Personally, I wouldn't do that. Scanning a cover, printing it in a larger format and frame it: yes. But putting vinyls, figures comics or whatever on the wall seems so juvenile to me After I had read the title of this thread, I thought you were considering to built a shelf to cover one entire wall with vinyls. That would look absolutely awesome, but the collection needs to embrace at least 3000-5000 vinyls to fill it, depending on the size of the wall. :crying:
I made a little coffee table out of old cassettes. It is fucking rad - but I could have made a better one if I had a better acrylic tabletop - like those pink ones that look fluorescent. I want to make a lamp with old vinyl covers and red bull cans, but I haven't gotten off my lazy arse to make the mechanism.

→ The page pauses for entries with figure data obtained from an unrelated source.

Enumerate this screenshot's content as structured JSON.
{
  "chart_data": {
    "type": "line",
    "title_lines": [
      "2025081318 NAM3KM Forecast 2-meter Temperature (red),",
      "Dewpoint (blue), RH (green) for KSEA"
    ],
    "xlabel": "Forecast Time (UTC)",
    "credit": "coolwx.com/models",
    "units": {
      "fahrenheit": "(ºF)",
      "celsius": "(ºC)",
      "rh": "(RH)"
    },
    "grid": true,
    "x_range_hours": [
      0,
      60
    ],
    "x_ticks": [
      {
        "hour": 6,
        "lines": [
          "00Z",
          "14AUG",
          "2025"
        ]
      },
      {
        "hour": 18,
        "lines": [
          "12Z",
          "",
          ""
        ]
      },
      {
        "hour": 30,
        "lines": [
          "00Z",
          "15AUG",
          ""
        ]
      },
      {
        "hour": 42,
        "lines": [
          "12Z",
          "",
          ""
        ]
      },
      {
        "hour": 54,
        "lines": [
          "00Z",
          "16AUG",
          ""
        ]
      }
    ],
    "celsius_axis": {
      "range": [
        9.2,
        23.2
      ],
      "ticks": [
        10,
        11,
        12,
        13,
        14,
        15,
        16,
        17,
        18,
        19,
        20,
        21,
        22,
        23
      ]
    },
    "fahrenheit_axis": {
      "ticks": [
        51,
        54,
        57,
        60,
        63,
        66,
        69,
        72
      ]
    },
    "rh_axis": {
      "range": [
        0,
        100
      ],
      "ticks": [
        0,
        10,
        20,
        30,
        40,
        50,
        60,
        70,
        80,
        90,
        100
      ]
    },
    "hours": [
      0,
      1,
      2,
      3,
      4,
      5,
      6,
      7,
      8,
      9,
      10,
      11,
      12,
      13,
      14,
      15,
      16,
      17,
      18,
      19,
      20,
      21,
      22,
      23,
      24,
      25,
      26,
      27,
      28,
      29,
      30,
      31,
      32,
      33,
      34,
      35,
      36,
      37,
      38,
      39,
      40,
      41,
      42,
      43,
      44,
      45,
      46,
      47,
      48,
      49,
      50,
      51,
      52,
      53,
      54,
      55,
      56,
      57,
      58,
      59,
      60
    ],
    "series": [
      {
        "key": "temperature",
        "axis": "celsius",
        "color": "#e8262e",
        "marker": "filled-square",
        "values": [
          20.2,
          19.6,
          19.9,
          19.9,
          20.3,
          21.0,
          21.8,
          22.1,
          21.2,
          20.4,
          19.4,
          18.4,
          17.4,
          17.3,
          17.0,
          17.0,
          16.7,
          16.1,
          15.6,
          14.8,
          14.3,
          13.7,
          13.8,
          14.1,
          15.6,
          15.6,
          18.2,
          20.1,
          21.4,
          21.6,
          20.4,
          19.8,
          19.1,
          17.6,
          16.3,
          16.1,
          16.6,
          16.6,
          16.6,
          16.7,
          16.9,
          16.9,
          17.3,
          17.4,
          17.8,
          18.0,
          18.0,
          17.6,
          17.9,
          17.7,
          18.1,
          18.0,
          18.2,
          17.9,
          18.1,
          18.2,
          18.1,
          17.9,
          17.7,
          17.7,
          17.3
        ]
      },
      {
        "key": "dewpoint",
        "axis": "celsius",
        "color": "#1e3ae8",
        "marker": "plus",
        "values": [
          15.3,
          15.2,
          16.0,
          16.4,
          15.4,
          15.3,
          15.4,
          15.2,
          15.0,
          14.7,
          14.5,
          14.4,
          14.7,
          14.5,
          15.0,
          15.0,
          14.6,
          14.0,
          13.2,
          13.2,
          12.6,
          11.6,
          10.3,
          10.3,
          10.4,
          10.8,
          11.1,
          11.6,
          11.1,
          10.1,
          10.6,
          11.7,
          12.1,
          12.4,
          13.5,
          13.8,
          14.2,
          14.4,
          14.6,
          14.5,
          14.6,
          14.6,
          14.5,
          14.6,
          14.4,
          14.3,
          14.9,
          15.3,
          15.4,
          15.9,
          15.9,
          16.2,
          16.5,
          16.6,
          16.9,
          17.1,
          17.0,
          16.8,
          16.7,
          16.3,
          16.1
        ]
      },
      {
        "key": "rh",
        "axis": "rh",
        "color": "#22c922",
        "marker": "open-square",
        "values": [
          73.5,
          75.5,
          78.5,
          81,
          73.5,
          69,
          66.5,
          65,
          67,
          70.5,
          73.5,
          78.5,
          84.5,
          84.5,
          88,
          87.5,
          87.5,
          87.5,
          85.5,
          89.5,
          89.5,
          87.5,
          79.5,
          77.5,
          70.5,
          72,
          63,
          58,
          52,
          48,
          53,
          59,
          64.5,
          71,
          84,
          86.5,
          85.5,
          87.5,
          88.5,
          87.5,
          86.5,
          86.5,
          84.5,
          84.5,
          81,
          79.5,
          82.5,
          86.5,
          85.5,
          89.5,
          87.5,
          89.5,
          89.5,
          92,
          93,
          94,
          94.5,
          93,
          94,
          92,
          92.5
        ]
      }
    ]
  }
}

I say decorate without destroying someone's art. My brother has "picture frames" that are made for putting records into. Not almost-free, but they look great and don't screw anything up.

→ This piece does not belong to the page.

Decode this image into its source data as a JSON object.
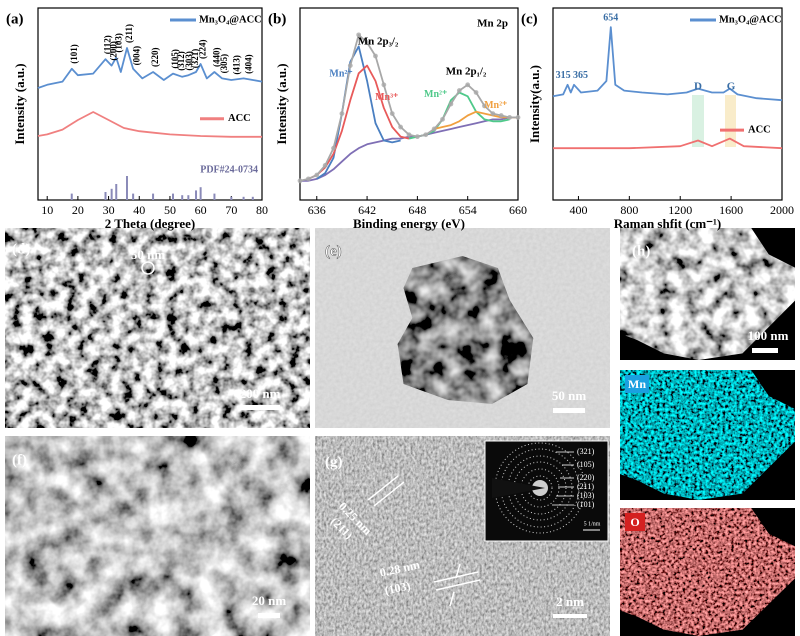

A good example (if an overexpensive one) are these: http://www.firebox.com/product/1368/Album-Art-Frame?via=ser
No you want to store them vertically. Gravity likes to warp things. And by vertical, I mean exactly vertical, ideally.

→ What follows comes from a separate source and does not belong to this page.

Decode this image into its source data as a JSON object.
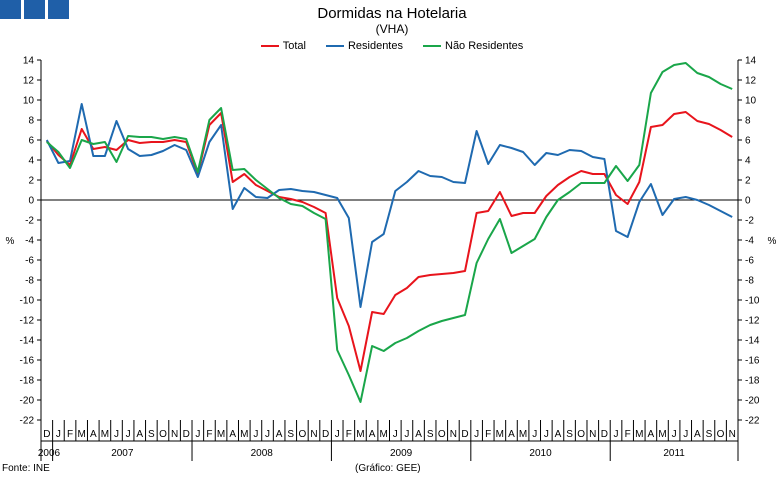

No, vinyl should ideally be stored straight up. Also, laying them flat gives rise to stacking them on top of each other, squishing covers and distorting the vinyl.
Ideally they should be contained in a zero g chamber with complete darkness. Usually what I tend to do with my vinyls is take a large tupperware tub and fly into space and sort of scoop up space into my tub. The key is to put the lid on really quick so space doesn't get out. When you descend back to earth, make sure you enter the atmosphere at one of the poles where it's not as hot. When I get back home it's just a matter of shoving the the vinyls into the tub quickly before too much space seeps out.
i just order space in a can, it's the easier way to do it. Some would argue that because it's artifical space pressure (or ASP as those in the Zero-G community call it) it's effect won't be as great as authentic space. But I can't tell the difference, in fact science supports that the human ear can't tell the difference between natural space and space in a can. but you've always been a purist Jon.